Solayer – Making SOL Work Twice
I’m looking at @Solayer , a new restaking protocol built for Solana. The idea’s simple: you already earn yield when you stake SOL or hold LSTs like mSOL, JitoSOL, bSOL. With Solayer, you can restake those same tokens to secure extra services (bridges, oracles, automation tools, etc.) and get paid again.
That means stacked rewards — your base staking yield plus whatever the AVSs (Actively Validated Services) give you.
Why it matters
Solana moves fast, but middleware like bridges or oracles usually rely on small committees or trust assumptions. Restaking fixes that by letting those services borrow security from the huge pool of staked SOL. Safer for the network, better yields for stakers.
How it works
I put in SOL or an LST.
Pick which services (AVSs) I want to secure.

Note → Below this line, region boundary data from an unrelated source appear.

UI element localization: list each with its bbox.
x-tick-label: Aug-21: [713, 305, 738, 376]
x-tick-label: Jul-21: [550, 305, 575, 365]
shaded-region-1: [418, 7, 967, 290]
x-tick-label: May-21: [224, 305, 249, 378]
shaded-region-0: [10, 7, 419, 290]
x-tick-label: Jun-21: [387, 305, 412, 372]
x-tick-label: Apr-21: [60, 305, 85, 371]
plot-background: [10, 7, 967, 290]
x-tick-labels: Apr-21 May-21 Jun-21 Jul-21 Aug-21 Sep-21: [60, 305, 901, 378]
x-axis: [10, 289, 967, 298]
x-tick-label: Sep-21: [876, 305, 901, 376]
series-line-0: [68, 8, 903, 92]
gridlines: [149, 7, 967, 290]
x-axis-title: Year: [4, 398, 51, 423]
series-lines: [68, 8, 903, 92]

Keep my base yield + earn extra rewards.
If I choose liquid restaking, I also get a token I can move around in DeFi.
What I like about it
Extra yield without new capital.
Liquidity stays open with LRTs.
Choice to rebalance if rewards shift.
Bigger vision
The team isn’t just stopping at restaking. They’re building InfiniSVM, a high-performance Solana VM aiming at 1M+ TPS. Instead of fragmenting the chain, they’re pushing hardware (FPGAs, SmartNICs) to scale throughput while keeping everything composable.
It’s ambitious, but if they pull it off, it could keep Solana way ahead on raw performance.
Things to watch
Restaking brings slashing risk if an AVS messes up.
Rewards aren’t fixed, they shift with demand.
Smart contracts always add another layer of risk.
Bottom line
Solayer gives me a way to make SOL work harder: stake once, restake again, and earn more while helping secure the ecosystem. The restaking side is live and usable, while the InfiniSVM vision shows how far they’re thinking ahead.
If I’m already staking SOL, restaking through Solayer feels like the natural next step.